Symantec Access Management

  • Private Community

  • 1.  Unable to set Password Policy in CA Directory

    Posted Jan 16, 2018 07:17 AM

    For setting password policy , I have done following changes in  DXHOME/config/knowledge/serverName.dxc

     

    set password-policy = true; set password-min-length = 7; set password-alpha = 3; set password-numeric = 3; set password-history = 2;

    After making these changes password policies are not applied i.e, even if password length is 3 it is working but ideally it should not work.
    Is there something i'm missing in configuration or do i need to update some other files. 



  • 2.  Re: Unable to set Password Policy in CA Directory

    Posted Jan 16, 2018 09:12 AM

    Pradhap Pradhap1125

     

    Could you explain how you are testing the applied password policy. If the user already has a pre-existing password that'll continue to work even after the Password Policy is applied. When you try to change a password, at that moment the new Password Policy would apply.

     

    Having said the above, you are stating "even if password length is 3 it is working but ideally it should not work". If it is Password Rule for length that we'd like to apply then we should be defining the below. Did we restart the DSA after the configurations were applied ?

     

    https://docops.ca.com/ca-directory/12-6/en/administrating/manage-user-accounts-and-passwords/create-a-password-policy/how-to-configure-password-quality-rules#HowtoConfigurePasswordQualityRules-SetPasswordLength

     

    Set Password Length

    To set the length of new passwords, use one or both of these commands:

    set password-max-length = number-chars | 0;  set password-min-length = number-chars;

     

     

    Regards

    Hubert



  • 3.  Re: Unable to set Password Policy in CA Directory

    Posted Jan 16, 2018 09:28 AM

    Dear Hubert,

    After making changes to password policy, for testing i'm adding new entity, for that entity when i am giving password of length 3 it is getting added successfully which ideally should not happen.

     

    Note : I have restarted dsa after setting password policy.

     

    I am using same mentioned command for setting password length.

    set password-max-length = number-chars | 0;

    set password-min-length = number-chars;  

    but it's not reflecting. Please Help 

    Regards, 
    Pradhap



  • 4.  Re: Unable to set Password Policy in CA Directory

    Posted Jan 16, 2018 09:59 AM

    Thank You Pradhap Pradhap1125

     

    Could we add the Password Policy Configurations in the settings configuration file.

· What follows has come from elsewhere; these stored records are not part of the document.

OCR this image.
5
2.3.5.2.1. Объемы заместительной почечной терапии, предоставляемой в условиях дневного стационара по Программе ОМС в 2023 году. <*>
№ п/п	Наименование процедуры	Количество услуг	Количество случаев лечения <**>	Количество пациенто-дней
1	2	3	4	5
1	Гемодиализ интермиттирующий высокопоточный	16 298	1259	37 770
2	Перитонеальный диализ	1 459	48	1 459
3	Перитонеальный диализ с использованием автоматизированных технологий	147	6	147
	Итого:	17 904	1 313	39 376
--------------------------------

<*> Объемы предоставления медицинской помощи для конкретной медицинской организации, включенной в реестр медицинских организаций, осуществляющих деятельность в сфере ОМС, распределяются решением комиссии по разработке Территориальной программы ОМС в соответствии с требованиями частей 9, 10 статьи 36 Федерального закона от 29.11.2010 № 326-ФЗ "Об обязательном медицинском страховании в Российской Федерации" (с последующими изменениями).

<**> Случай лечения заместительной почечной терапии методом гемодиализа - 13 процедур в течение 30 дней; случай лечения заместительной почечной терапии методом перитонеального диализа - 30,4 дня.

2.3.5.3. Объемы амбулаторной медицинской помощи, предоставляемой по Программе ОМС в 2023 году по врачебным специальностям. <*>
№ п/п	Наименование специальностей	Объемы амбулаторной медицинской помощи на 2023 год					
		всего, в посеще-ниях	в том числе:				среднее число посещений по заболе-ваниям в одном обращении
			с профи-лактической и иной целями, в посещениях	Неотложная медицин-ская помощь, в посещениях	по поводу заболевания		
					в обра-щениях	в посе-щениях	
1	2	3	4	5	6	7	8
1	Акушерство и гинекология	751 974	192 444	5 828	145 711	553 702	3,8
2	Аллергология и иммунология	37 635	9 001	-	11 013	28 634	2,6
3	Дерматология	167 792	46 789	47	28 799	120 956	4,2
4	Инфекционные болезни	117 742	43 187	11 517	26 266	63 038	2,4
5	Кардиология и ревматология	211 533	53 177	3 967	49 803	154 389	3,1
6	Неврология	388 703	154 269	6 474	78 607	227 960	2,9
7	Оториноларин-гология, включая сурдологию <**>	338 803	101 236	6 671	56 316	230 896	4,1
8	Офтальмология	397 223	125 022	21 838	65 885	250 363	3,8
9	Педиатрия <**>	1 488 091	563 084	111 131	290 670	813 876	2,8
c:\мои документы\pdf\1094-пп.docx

    $DXHOME/config/settings/instance.dxc

    Refer to help file.....

    $DXHOME/config/settings/settings.help

     

    Please remove the Password Policy Configuration from DXHOME/config/knowledge/serverName.dxc

     

     

    NOTE

    Check your 'server initialization file' which 'settings configuration file' is being loaded.

     

    Initialization File : $DXHOME/config/server/instance.dxi

    Check "Operational Settings" section. We should see a section as below. Edit that file and add Password Policy configuration.

    # operational settings
    source "../settings/sstore.dxc";

     

    Regards

    Hubert



  • 5.  Re: Unable to set Password Policy in CA Directory
    Best Answer

    Broadcom Employee
    Posted Jan 17, 2018 12:11 PM

    This was reported in support case 00936570 and has been addressed.